The Allies were lax in other crucial ways. We woefully underestimated the Japanese, in part because of our presumptions of racial superiority, and were late to recognize Germany’s ability to produce game-changing weapons, such as jet airplanes, which were 100 miles per hour faster than any warplane the Allies could put in the sky. If Hitler had not insisted most of his jets be bombers rather than fighters, for offense rather than defense, we would not have prevailed on D-Day or in our air campaign to disrupt Germany’s transportation system and war production.

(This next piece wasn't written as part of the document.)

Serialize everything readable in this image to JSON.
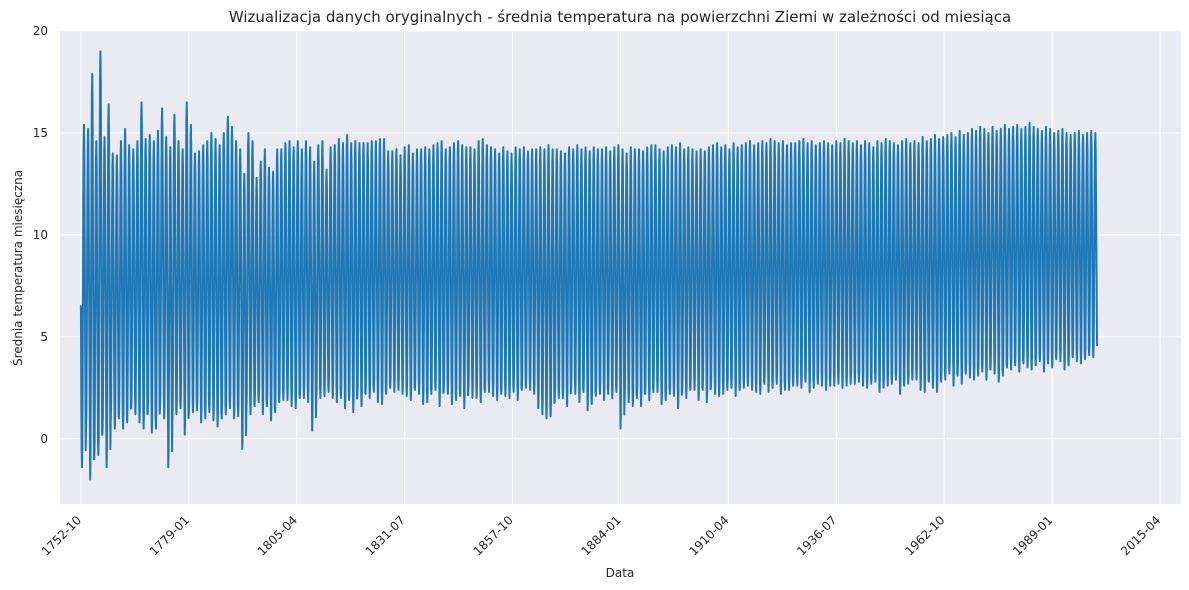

My nomination for the most ruinous and ignorant act of all would go to J. Edgar Hoover, director of the Federal Bureau of Investigation. In August 1941, Hoover blew off evidence from a British MI5 double agent, Dusan Popov, that Japan was preparing a surprise attack on Pearl Harbor. Hoover, a prude, detested Popov, a high-stakes gambler and womanizer. Popov’s most famous conquest was Simone Simon, a kittenish French movie star now renowned by cinema buffs for her performance in “Cat People” of a young woman cursed by her inner panther and also for providing her lovers with gold keys to her boudoir.

Rather than pass Popov’s information to the president and military chiefs, Hoover threatened to arrest him under a federal law, the Mann Act, for transporting a woman across state lines (New York to Florida) for “purposes of debauchery.” That Popov’s paramour was a consenting adult mattered not to Hoover. Four months later, Japan killed 2,400 Americans and crippled our Pacific fleet at Pearl Harbor and proceeded to overrun most of the western Pacific and Southeast Asia.

All of these gentlemen were extolled during the war and long afterward. President Truman awarded Doolittle a Silver Star for, among other things, his “personal example” during the very time his hubris was endangering our invasion of Europe. Clark was awarded a Distinguished Service Cross, our second highest medal, by General Eisenhower. After Truman fired him for insubordination, MacArthur came home to a hero’s ticker tape parade in New York, an invitation to address a joint session of Congress, and beseeching from Republican leaders to run for president. Hoover led the F.B.I. until his death in 1972.

In tragic contrast, Alan Turing, the young English mathematician whose solving of Germany’s “ultra” code probably saved the war for us, was harassed by the British police because he was gay and in 1954 killed himself. The appropriate outcome was Popov’s, who became Ian Fleming’s model for James Bond.

If Vietnam, Afghanistan, and Iraq mean anything, we are no better at war now than in World War II. The greatest generation will be the one that finds peace.

Seventy years ago today, May 7, 1945, Germany’s armed forces surrendered to the Allies.

Richard Rosenthal served in the 1251st Combat Engineer Battalion during the Battles of the Rhineland and Central Europe. He lives in East Hampton.